Saturday, 10 March 2012
Beauty or the Beast
How different is the way we see ourselves from the way other people see us? Do we look prettier? Uglier? Or do people just not really notice anything at all? I always ask myself these questions when I look in the mirror or catch my reflection in a shop window and I always go with the most pessimistic.
I have awful self-image and very rarely feel pretty and if I do I'm always put down when I see someone dressed better or with nicer hair. This may be because I'm an adolescent and we are notoriously known for bad body image but that doesn't make me feel any better about myself.
I don't think I'm alone here, or at least, I hope not. Almost every friend I have dislikes something about themselves whether it's their hair, face, bum, legs or weight you name it. No matter how many times I watch Gok Wan telling the nation to strip naked and love their bodies, I will almost never look at myself and think 'Yeah, I do look pretty today'. I don't even know why I care! It's not like every time I go out into the world I have a very high chance of meeting the love of my life! I'm 14 for crying out loud, and yet I do care, I care a lot.

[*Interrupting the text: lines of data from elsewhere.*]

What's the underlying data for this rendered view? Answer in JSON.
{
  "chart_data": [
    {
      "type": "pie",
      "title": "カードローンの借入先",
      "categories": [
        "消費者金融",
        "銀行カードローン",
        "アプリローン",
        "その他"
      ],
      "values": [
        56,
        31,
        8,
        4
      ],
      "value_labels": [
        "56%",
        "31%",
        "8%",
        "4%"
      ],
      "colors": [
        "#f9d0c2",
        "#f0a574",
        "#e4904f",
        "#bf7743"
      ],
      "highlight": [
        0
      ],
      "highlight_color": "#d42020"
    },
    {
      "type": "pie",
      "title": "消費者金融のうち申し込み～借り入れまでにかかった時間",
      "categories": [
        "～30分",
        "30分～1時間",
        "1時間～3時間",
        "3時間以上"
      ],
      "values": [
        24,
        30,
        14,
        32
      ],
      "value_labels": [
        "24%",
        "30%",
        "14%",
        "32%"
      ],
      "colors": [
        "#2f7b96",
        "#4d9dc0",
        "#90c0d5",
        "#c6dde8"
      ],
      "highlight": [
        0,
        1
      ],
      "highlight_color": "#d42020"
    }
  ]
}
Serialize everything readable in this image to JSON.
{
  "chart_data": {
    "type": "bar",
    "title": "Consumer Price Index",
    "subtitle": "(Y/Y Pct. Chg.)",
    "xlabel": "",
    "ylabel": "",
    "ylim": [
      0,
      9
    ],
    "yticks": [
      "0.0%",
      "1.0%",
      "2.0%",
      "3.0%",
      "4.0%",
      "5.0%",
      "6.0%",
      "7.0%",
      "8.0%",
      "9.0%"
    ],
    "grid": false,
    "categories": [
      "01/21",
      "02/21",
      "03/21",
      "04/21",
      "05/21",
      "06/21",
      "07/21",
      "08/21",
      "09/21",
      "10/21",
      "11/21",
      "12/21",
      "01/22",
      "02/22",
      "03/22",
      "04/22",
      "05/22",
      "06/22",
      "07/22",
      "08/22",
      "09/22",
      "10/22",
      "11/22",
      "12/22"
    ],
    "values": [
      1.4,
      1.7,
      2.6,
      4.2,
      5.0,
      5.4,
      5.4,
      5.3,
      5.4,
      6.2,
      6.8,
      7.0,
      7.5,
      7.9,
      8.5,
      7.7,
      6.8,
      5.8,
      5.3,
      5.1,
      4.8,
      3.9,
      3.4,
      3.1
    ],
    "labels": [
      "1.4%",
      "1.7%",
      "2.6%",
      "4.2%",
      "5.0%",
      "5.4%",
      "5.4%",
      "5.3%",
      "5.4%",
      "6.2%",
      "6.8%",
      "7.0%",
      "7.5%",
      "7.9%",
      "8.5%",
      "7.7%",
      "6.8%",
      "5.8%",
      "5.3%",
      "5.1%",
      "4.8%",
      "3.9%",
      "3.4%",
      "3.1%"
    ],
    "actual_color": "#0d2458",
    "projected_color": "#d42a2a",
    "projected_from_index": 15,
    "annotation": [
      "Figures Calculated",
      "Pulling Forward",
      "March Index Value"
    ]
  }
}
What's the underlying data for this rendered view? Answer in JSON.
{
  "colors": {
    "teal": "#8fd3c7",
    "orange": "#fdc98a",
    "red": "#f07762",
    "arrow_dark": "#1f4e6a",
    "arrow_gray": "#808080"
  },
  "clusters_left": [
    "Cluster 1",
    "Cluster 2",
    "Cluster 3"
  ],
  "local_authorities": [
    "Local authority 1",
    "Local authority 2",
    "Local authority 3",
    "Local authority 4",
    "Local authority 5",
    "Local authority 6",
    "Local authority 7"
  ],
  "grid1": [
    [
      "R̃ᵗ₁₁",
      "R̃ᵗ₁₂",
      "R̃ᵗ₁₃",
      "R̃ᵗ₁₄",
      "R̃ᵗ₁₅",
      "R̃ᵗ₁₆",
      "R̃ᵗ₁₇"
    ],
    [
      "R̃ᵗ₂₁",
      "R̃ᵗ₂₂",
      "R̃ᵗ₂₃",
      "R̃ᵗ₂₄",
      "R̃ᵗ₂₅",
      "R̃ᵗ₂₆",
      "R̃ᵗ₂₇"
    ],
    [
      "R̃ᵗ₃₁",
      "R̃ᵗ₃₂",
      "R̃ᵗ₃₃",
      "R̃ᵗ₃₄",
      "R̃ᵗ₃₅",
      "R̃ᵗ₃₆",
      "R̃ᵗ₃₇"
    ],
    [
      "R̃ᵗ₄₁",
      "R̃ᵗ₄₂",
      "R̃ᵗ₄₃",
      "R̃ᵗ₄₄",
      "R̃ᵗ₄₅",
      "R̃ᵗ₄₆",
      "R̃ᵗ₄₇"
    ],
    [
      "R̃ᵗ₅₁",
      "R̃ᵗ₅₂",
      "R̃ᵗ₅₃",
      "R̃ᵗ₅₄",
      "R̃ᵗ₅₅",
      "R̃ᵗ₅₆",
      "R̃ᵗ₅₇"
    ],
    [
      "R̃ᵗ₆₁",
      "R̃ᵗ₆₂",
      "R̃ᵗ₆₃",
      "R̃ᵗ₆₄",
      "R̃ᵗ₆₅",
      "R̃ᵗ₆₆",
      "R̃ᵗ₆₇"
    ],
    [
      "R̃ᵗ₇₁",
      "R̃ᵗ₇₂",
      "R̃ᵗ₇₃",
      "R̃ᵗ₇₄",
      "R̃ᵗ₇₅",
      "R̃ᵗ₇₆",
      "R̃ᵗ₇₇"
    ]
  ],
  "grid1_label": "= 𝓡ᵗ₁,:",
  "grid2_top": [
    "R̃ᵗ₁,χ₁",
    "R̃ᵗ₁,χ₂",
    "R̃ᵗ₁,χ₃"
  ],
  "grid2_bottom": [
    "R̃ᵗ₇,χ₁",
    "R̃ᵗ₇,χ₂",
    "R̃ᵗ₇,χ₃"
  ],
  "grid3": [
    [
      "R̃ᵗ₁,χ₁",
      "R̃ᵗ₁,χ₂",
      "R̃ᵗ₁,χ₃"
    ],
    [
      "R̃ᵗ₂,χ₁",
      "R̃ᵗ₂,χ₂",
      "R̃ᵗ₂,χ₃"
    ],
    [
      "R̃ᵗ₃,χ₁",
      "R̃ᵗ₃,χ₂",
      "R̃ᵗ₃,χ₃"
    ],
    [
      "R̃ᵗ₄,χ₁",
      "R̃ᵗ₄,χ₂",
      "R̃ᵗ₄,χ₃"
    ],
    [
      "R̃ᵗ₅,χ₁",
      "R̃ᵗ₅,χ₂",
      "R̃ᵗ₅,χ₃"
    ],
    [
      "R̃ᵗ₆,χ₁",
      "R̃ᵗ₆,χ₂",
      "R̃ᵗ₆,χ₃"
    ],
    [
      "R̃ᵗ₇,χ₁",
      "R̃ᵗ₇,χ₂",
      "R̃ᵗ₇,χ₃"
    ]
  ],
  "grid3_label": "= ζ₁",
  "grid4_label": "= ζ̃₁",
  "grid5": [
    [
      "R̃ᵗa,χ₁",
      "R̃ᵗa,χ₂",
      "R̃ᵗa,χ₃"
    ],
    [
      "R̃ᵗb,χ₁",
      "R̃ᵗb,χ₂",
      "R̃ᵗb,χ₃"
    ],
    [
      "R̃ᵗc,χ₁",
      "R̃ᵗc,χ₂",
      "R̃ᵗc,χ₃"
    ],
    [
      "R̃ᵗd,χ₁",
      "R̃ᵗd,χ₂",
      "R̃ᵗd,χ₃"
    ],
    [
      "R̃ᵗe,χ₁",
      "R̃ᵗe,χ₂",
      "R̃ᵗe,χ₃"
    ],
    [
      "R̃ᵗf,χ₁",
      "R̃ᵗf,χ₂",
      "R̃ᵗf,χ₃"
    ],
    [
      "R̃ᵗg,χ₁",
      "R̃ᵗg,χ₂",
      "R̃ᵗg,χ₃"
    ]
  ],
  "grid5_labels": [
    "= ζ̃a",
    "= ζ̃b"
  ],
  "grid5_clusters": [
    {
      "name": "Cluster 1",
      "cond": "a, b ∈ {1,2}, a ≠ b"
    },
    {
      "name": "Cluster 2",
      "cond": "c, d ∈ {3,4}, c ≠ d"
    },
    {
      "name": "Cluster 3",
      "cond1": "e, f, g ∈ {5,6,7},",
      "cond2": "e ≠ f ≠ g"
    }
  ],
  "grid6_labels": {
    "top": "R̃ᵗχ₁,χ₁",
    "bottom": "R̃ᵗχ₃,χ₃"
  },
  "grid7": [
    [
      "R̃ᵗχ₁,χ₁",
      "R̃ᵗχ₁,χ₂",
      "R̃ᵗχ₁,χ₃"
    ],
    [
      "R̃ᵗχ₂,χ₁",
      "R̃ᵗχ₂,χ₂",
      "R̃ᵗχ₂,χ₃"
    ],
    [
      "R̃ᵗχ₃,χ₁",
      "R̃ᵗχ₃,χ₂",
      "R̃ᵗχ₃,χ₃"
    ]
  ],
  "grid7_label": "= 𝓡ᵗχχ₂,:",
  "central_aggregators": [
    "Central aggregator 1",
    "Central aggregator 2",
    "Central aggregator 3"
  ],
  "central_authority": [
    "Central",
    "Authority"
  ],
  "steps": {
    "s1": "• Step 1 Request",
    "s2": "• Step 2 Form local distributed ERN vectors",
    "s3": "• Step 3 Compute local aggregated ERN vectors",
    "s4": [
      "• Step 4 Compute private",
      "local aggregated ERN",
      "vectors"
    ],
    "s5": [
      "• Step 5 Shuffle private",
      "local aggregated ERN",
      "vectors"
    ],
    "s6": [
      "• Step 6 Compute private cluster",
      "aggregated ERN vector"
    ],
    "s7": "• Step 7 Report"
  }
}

I don't know if I can blame the images I see every day of women wearing gorgeous clothes with pretty smiles and perfect hair. Or the message they send that everyone looks amazing ALL of the time. Except for you, Mollie, they say, except for you. Do I need acceptance? Is that what I seek? Or for someone to acknowledge me, to say that I look exceptionally well today or they like my hair. Which they do, I know they do, my friends say it my mum's friends say it my friend's mums even say it! So why do I still feel down about my looks? Maybe it's the gender of the people who compliment me. Maybe we need, as a nation, to be told my men that we look nice, and not in the degrading, leering way that it so common nowadays. Because, as lovely as he is, Gok is not enough and women being sexualised in almost everything we do especially in the media is not ok.
Don't let sex sell let beauty for what beauty is sell instead. Then maybe the people and I would feel a hell of a lot better about ourselves.